Dans un arrêt du 29 novembre 2017, la Cour de cassation rappelle que l’acte de naissance d’un enfant, dressé à l’étranger, peut être transcrit sur les registres d’état civil français à condition que les faits qui y sont déclarés correspondent à la réalité

En l’espèce, le procureur de la République près le TGI de Nantes refuse la transcription de l’acte de naissance d’un enfant, sur les registres consulaires français, en raison d’une suspicion de recours à une convention de gestation pour autrui (GPA). En seconde instance, la cour d’appel ordonne la transcription de l’acte de naissance de l’enfant sur les registres de l’état civil français considérant que l’acte de naissance n’était ni irrégulier, ni falsifié.

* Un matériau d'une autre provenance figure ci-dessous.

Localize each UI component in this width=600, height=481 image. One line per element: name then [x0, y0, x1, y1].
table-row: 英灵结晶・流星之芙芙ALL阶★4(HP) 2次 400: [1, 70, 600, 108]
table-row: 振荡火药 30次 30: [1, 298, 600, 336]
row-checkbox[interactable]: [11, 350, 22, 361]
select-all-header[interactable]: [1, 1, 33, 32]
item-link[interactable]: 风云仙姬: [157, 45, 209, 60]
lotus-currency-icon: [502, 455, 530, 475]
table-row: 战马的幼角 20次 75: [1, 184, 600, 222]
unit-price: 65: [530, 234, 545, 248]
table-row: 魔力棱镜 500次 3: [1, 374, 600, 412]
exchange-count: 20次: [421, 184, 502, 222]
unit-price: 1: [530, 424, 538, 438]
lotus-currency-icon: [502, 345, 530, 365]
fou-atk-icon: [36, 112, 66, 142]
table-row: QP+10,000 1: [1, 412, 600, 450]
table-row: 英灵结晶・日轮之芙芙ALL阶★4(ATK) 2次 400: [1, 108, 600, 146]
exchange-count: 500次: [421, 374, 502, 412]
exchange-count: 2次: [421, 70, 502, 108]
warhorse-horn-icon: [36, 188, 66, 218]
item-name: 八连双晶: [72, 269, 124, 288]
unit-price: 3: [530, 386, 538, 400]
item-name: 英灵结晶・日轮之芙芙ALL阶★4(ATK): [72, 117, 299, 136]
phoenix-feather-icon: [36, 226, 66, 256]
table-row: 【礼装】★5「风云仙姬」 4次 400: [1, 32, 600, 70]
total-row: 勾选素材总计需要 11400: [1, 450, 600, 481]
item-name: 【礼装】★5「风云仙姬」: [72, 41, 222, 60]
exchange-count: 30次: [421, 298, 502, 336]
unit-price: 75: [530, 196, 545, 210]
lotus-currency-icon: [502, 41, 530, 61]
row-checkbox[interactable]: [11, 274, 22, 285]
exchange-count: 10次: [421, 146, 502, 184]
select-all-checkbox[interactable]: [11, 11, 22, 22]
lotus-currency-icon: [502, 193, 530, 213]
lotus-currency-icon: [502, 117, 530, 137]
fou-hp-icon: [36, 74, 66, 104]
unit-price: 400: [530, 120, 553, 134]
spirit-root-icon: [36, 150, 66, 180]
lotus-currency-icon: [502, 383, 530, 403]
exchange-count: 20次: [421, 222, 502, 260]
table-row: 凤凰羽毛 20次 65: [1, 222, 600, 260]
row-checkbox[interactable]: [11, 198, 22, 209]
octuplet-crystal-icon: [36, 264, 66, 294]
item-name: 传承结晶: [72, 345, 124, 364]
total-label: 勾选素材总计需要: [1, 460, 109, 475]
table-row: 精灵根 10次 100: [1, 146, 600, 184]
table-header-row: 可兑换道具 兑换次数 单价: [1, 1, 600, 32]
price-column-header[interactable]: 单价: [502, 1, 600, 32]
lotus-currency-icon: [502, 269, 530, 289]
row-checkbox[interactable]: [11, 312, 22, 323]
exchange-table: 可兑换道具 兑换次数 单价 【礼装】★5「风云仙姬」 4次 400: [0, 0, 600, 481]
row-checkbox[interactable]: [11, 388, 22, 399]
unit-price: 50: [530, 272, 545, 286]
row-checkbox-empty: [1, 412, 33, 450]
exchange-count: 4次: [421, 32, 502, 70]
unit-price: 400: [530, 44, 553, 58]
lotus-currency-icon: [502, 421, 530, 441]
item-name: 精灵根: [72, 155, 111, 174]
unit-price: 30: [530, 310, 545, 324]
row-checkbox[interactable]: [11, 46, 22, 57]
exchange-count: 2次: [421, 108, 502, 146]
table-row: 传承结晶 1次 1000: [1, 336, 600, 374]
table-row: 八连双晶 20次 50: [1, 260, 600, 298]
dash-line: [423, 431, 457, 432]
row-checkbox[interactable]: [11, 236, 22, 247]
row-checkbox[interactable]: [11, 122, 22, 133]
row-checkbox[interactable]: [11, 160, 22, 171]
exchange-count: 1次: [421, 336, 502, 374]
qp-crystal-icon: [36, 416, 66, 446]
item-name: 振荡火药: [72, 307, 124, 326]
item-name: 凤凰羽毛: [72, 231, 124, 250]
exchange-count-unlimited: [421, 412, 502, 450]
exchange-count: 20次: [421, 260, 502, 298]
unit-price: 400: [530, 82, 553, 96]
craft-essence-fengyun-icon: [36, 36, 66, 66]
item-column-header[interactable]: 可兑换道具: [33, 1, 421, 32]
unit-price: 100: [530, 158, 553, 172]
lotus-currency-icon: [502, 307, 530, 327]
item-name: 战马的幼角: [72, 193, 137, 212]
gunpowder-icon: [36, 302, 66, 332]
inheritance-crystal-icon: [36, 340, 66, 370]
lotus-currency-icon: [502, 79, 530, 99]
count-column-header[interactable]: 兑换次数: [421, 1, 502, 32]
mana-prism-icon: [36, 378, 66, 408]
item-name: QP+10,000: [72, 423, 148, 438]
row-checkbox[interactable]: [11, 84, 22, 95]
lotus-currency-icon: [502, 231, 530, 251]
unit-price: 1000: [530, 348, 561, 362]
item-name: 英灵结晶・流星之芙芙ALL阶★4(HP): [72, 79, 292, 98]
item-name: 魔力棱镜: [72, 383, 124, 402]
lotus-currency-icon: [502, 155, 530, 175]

La motivation des juges du fond s’appuie sur une définition matérielle de la réalité, au sens de l’article 47 du Code civil, et autorise ainsi la transcription de l’acte de naissance de l’enfant tant dans sa filiation paternelle que maternelle (CA Rennes, 12 déc. 2016, n° 15/08549).

L’arrêt est partiellement cassé par la Cour de cassation, pour violation de l’article 47 du Code civil . Si la convention de gestation pour autrui ne fait pas obstacle à la transcription de l’acte de naissance dans sa filiation paternelle, le père désigné étant le père biologique de l’enfant, elle interdit la transcription de la mention relative à la filiation maternelle, en ce que la mère désignée – l’épouse du père – n’est pas la femme qui a accouché.